Data Integration – Data Integration consists of making sure the data is relevant, available, and complete. Assess the condition of the data – is it high quality, available at the right frequency, and complete? If the data is in a form inaccessible to your BI tool, a data acquisition project may be necessary to access the data.
Analytics – This step involves ensuring data presentation and ease of access, making sure the data is presented in a workable format. These three steps are at the heart of BI lifecycle.
Custom BI Tool Work – Ensure the BI tool provides the right functionality for end users. Depending on the skill levels and needs of end users, different degrees of customization may be necessary. This fine tunes the processes to suit the needs of end users.
User Acceptance – Make sure the end users are able to engage with each step of the process. Ensure that the needs of the end-users are met, and that everything is working properly.
Training – With each individual’s expertise in mind, tailor the training to the audience. This step will ensure that end users are able to utilize the BI tool.
End-User Support Structure
This involves providing help desk support for end users. Proper support will include education on how to make use of the new data, on the functionality of the tool itself, and about business goals. This will keep the use of the BI tool coordinated with business goals. It will keep IT partners and end-users on the same page. Continuing to receive end-user feedback through this support structure is essential to continually improve the BI process. Through this process, the end-users themselves will push the evolution of your BI strategy, while working out the kinks in the established process.
BI Program Review
This ensures the functionality and value of your BI program. In taking a step back, and measuring success, you can quickly and easily see what is working and what is not. What has your Bi program enabled? Better business understanding? Clarified direction? Optimized relationships? Or something else altogether.
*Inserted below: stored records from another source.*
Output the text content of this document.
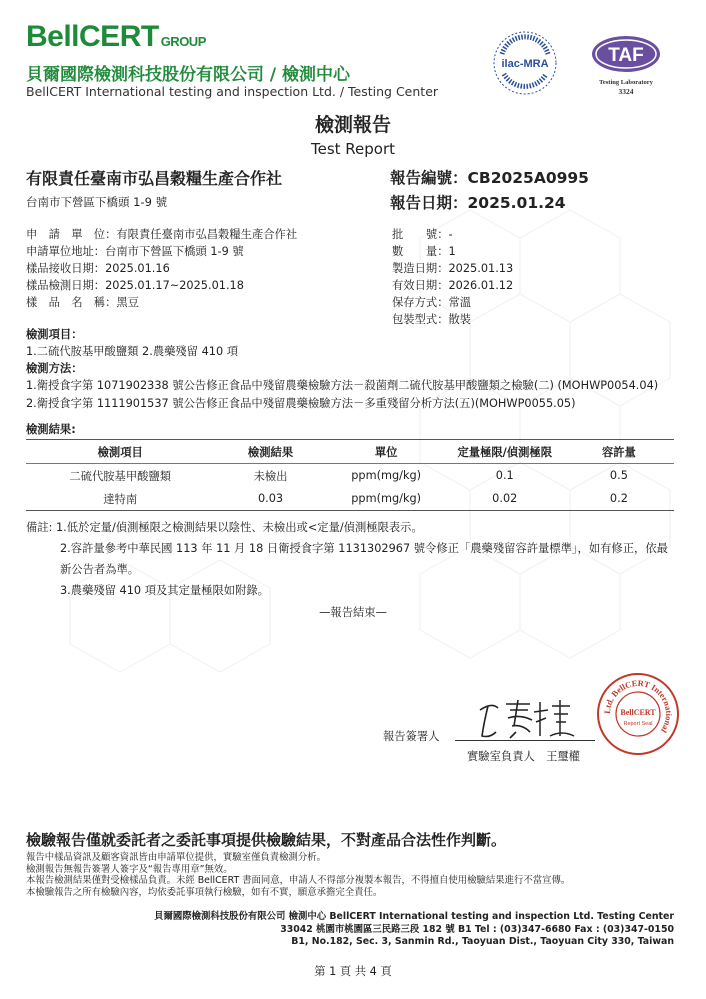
BellCERT GROUP
貝爾國際檢測科技股份有限公司 / 檢測中心
BellCERT International testing and inspection Ltd. / Testing Center
ilac-MRA	TAF
Testing Laboratory
3324
檢測報告
Test Report
有限責任臺南市弘昌穀糧生產合作社
台南市下營區下橋頭 1-9 號
報告編號：CB2025A0995
報告日期：2025.01.24
申　請　單　位：有限責任臺南市弘昌穀糧生產合作社
申請單位地址：台南市下營區下橋頭 1-9 號
樣品接收日期：2025.01.16
樣品檢測日期：2025.01.17~2025.01.18
樣　品　名　稱：黑豆
批　　號：-
數　　量：1
製造日期：2025.01.13
有效日期：2026.01.12
保存方式：常溫
包裝型式：散裝
檢測項目：
1.二硫代胺基甲酸鹽類 2.農藥殘留 410 項
檢測方法：
1.衛授食字第 1071902338 號公告修正食品中殘留農藥檢驗方法－殺菌劑二硫代胺基甲酸鹽類之檢驗(二) (MOHWP0054.04)
2.衛授食字第 1111901537 號公告修正食品中殘留農藥檢驗方法－多重殘留分析方法(五)(MOHWP0055.05)
檢測結果:
檢測項目	檢測結果	單位	定量極限/偵測極限	容許量
二硫代胺基甲酸鹽類	未檢出	ppm(mg/kg)	0.1	0.5
達特南	0.03	ppm(mg/kg)	0.02	0.2
備註: 1.低於定量/偵測極限之檢測結果以陰性、未檢出或<定量/偵測極限表示。
2.容許量參考中華民國 113 年 11 月 18 日衛授食字第 1131302967 號令修正「農藥殘留容許量標準」，如有修正，依最
新公告者為準。
3.農藥殘留 410 項及其定量極限如附錄。
—報告結束—
報告簽署人
實驗室負責人　王璽權
Ltd. BellCERT International
BellCERT
Report Seal
檢驗報告僅就委託者之委託事項提供檢驗結果，不對產品合法性作判斷。
報告中樣品資訊及顧客資訊皆由申請單位提供，實驗室僅負責檢測分析。
檢測報告無報告簽署人簽字及“報告專用章”無效。
本報告檢測結果僅對受檢樣品負責。未經 BellCERT 書面同意，申請人不得部分複製本報告，不得擅自使用檢驗結果進行不當宣傳。
本檢驗報告之所有檢驗內容，均依委託事項執行檢驗，如有不實，願意承擔完全責任。
貝爾國際檢測科技股份有限公司 檢測中心 BellCERT International testing and inspection Ltd. Testing Center
33042 桃園市桃園區三民路三段 182 號 B1 Tel : (03)347-6680 Fax : (03)347-0150
B1, No.182, Sec. 3, Sanmin Rd., Taoyuan Dist., Taoyuan City 330, Taiwan
第 1 頁 共 4 頁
Answering this question will help define the metrics by which to measure the success of your BI program.
In the case of Data Mining, questions like below discussed in the support structure component, end-users become the best resource for program review, as their feedback can cover a wide range of the facets of a BI program.
- Is it helping to reduce costs?
- Will it help to increase growth?
- Will it Increase your customer base?
- Has the BI governance committee helped to increase the speed of decision-making?
- Are capabilities realized well?
- Are IT partners and business units operating on the same page?
Final Words
Business intelligence has become essential to the workings of so many large, modern companies. If used properly, it can be of great benefit to your company. But without a BI governance framework, problems quickly arise and the potential of the data to increase value quickly drops.
BI governance helps avoid conflicts between business functions and IT and improves the working relationship between these interests. This will ensure that the data is of high quality when it arrives, and that it is taken full advantage of on the business end.
A reliable BI governance program ensures the quality of data and takes into account the perspectives of various departments and end users. It ensures end users have the training and tools necessary to take full advantage of this data. Without BI governance, business intelligence is far less valuable to your company.